En somme, ces « grands » débats laissent croire à ceux qui y participent qu’il est possible de (re)construire la France en 2h, un peu comme autour de la dinde du dimanche chez Grand Maman. Quelque part, on délégitimise le travail des élus de terrain et le travail parlementaire. Comprenons-nous bien, je ne remets pas en question la volonté participative de la population française que je trouve tout à fait bienvenue, je pense néanmoins que lui laisser croire que la décision politique sur l’avenir d’un pays peut reposer sur la seule discussion citoyenne est un leurre.
Et quand bien même ces échanges avec la population sont enrichissants – ayant organisé deux débats pour l’heure à Carbon-Blanc, je me suis moi-même nourri de la perception des choses et des propositions de mes concitoyens – ne risque-t-on pas de créer une frustration plus forte chez ceux qui, même si leur avis est minoritaire, ont la certitude du contraire ?

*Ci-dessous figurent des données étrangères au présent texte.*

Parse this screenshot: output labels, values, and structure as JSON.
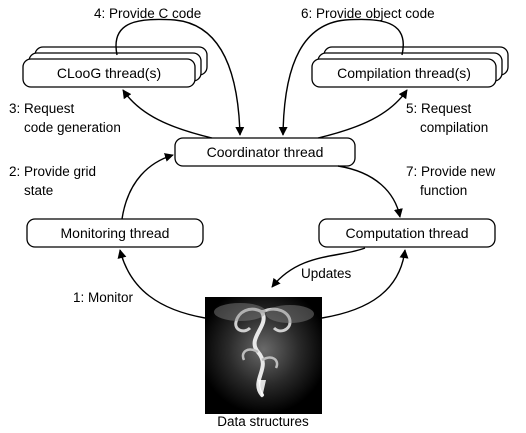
{
  "nodes": {
    "cloog": "CLooG thread(s)",
    "compilation": "Compilation thread(s)",
    "coordinator": "Coordinator thread",
    "monitoring": "Monitoring thread",
    "computation": "Computation thread",
    "data": "Data structures"
  },
  "edges": {
    "e4": "4: Provide C code",
    "e6": "6: Provide object code",
    "e3_line1": "3: Request",
    "e3_line2": "code generation",
    "e5_line1": "5: Request",
    "e5_line2": "compilation",
    "e2_line1": "2: Provide grid",
    "e2_line2": "state",
    "e7_line1": "7: Provide new",
    "e7_line2": "function",
    "updates": "Updates",
    "e1": "1: Monitor"
  }
}
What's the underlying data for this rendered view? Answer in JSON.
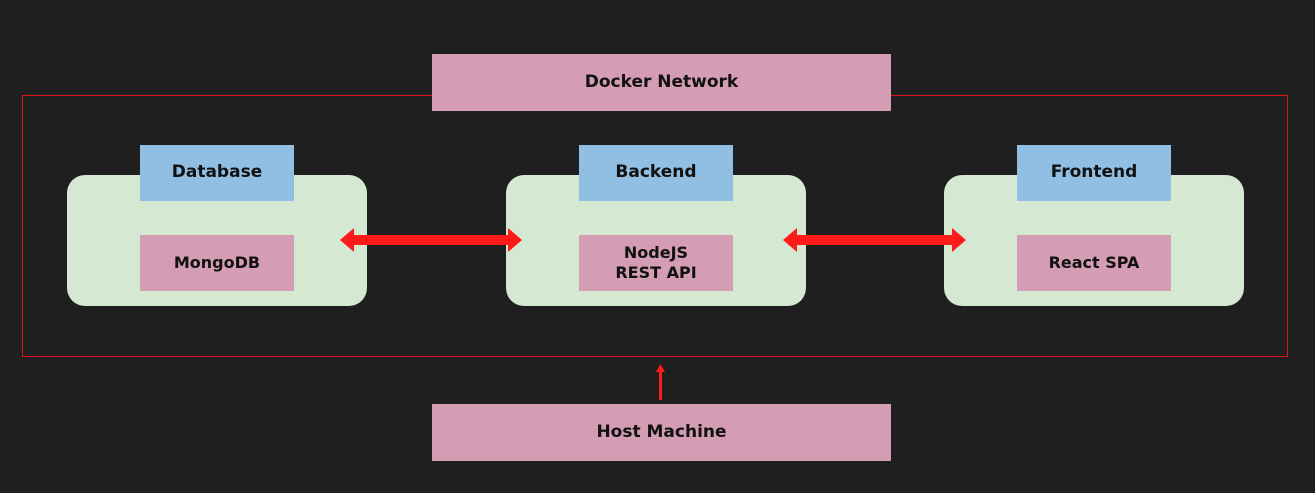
{
  "diagram": {
    "network_label": "Docker Network",
    "host_label": "Host Machine",
    "services": [
      {
        "title": "Database",
        "tech": "MongoDB"
      },
      {
        "title": "Backend",
        "tech": "NodeJS\nREST API"
      },
      {
        "title": "Frontend",
        "tech": "React SPA"
      }
    ]
  },
  "colors": {
    "background": "#1f1f1f",
    "network_border": "#e0121a",
    "arrow": "#ff1a1a",
    "container": "#d5e8d1",
    "title_box": "#90bfe3",
    "label_box": "#d49db3"
  }
}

Finalement, ce dialogue relancé avec la population française n’est ni un grand débat, ni un grand déballage. Il est une nouvelle étape dans la construction démocratique de notre pays. Aujourd’hui, personne ne peut savoir ce qu’il en ressortira, mais l’exercice en lui même est la preuve que la relation du citoyen à l’élu doit changer dans notre pays. Nos institutions n’ont pas évolué avec notre société.
Depuis l’émergence des nouveaux médias, des chaînes d’information en continu, des réseaux sociaux, notre pays ne se gouverne plus par une vision politique à long terme, il se gouverne à l’émotion. La France et les Français ont besoin d’un capitaine qui tienne la barre, d’hommes et de femmes politiques dotés d’une colonne vertébrale, assumant des positions claires, acceptant l’impopularité et le risque de ne pas être réélus.